AİHS ve AİHM'nin içtihatlarına göre, ülkelerin yetkili mercilerince ifade özgürlüğünün kullanımına getirilen müdahale şu üç koşulun hepsi birden yerine geldiği takdirde meşru olacaktır: Bunlardan birincisi, müdahalenin, yani sınırlama veya yaptırımın yasalarda öngörülmüş olması; ikincisi, müdahalenin Sözleşmenin metni yukarıda belirtilen 10. maddesinin 2. fıkrasında sayılan, çıkar veya değerlerden birini veya birkaçını korumaya yönelik olması; üçüncüsü müdahalenin demokratik bir toplumda gerekli olması koşullarıdır.
İfade özgürlüğünün kullanımında yazılı, işitsel ve görsel yayınların demokratik ülkelerde gördüğü merkezi işlev göz önünde bulundurularak, ifade özgürlüğünün çatıştığı, korunan diğer değerler karşısındaki durumu ve yapılan sınırlamanın elde edilmek istenen amaçla orantılı olup olmadığı hususları değerlendirilmelidir.

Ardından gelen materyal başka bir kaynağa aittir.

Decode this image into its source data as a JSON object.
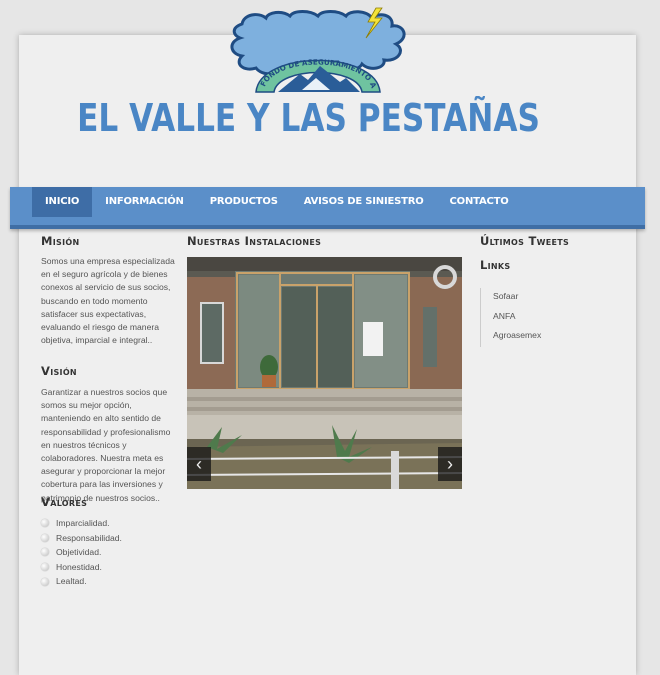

AİHM'nin Lingens Avusturya içtihadında da belirtildiği üzere, ifade özgürlüğü demokratik bir toplumun asli temellerinden olup toplumun ilerlemesinin ve her bireyin kendini geliştirmesinin temel koşullarından birini oluşturmaktadır. Basının görevi, kamu yararını ilgilendiren başka alanlarda olduğu gibi siyasi konularda da bilgi ve fikirleri açıklamaktır.
Buna karşın, AİHM'nin Tımes Newspapers Lımıted No1-2-Birleşik Krallık kararında belirtildiği üzere, Sözleşmenin 10. maddesi, basının halkın yararına olan ciddi meseleleri işlemesinin söz konusu olduğu durumlarda dahi hiçbir sınırlama içermeyen bir ifade özgürlüğünü güvenceye almaz. Bu maddenin 2. fıkrası uyarınca, basın ifade özgürlüğünü kullanırken görev ve sorumluluklarına uygun davranmak durumundadır. Bu görev ve sorumluluklar, görülmekte olan davada olduğu gibi basının yayımladığı haberlerin bireylerin şeref ve hakları üzerinde ağır etkiler yaratma riski taşıdığı durumlarda özellikle önem arz etmektedir. Diğer yandan Sözleşmenin 10. maddesinin gazetecilere sunduğu koruma, gerçeğe uygun ve sorumlu bir gazeteciliğin gerektirdiği ilkeleri gözeten, güvenilir haberler sunacak biçimde iyi niyetle hareket etme şartına bağlıdır. Yine AİHM'nin birçok kararında da kamu kurumları ve yayın kuruluşlarınca, kişiler hakkında yapılan yayınlarda masumiyet karinesinin ihlal edilmemesi ve bu ilkenin de sıkı bir şekilde korunması gerektiği vurgulanmıştır.
Toplumsal ve bireysel yaşamı doğrudan etkileyen iktisadi değişikliklerin ve gider kalemlerinin artmasının eleştirilebilir olması gayet tabiidir. Ancak medya hizmet sağlayıcı kuruluşların yayınlarında kullanılan ifadelerin kişi, kurum ve kuruluşların itibarını zedeleyici, eleştiri sınırlarının ötesinde aşağılayıcı, küçük düşürücü, hakaret edici ve hedef gösterir nitelikte olmaması beklenmektedir. İfade özgürlüğü ve eleştiri hakkı, kişileri ve kuruluşları eleştiri sınırları ötesinde küçük düşürücü ve aşağılayıcı ifadeler kullanma hakkını kapsamamaktadır.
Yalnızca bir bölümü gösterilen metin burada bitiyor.